Monte Carlo Simulation of Background in electron spectroscopies

Abstract

Recent progress in getting precise knowledge on inelastic scattering, particularly, on dielectric functions for various types of material has been enabling the electron spectroscopic spectra obtained by Auger electron spectroscopy (AES), X-ray photoelectron spectroscopy (XPS) and reflection electron energy loss spectroscopy (REELS) to be reproduced theoretically with considerable success. For this Monte Carlo simulation is probably most powerful tool, leading to more comprehensive understanding of not only the signal generation but also the background formation.In this paper we present a Monte Carlo simulation approach based on the uses of Mott-scattering cross section and appropriate dielectric function for describing elastic scattering and inelastic scatterings, respectively.
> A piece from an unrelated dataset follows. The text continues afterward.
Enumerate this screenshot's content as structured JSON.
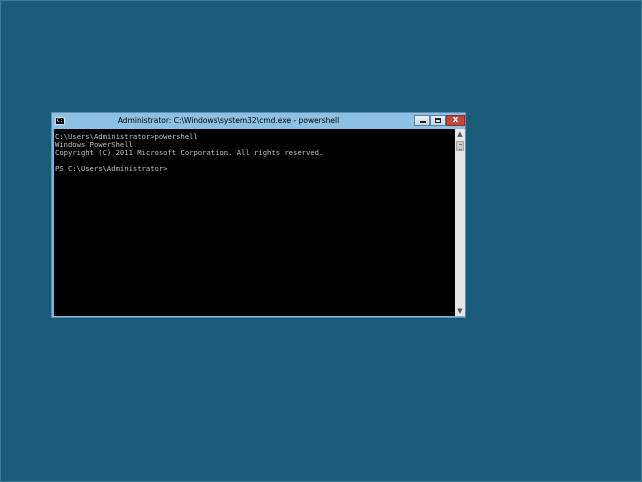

With respect to the dielectric function one can use, to good approximation in general, the optical dielectric constants from the data base provided by synchrotron radiation facilities.As typical examples of the Monte Carlo simulation the applications to the AES, XPS, and REELS are shown in Figs. 1, 2, and 3, respectively. The N(E)-spectrum in Fig.l demonstrates how the Monte Carlo simulation describes the energy loss spectrum due to plasmon excitation near at primary energy, general shape of energy distributions of backscattered electrons and secondary electrons.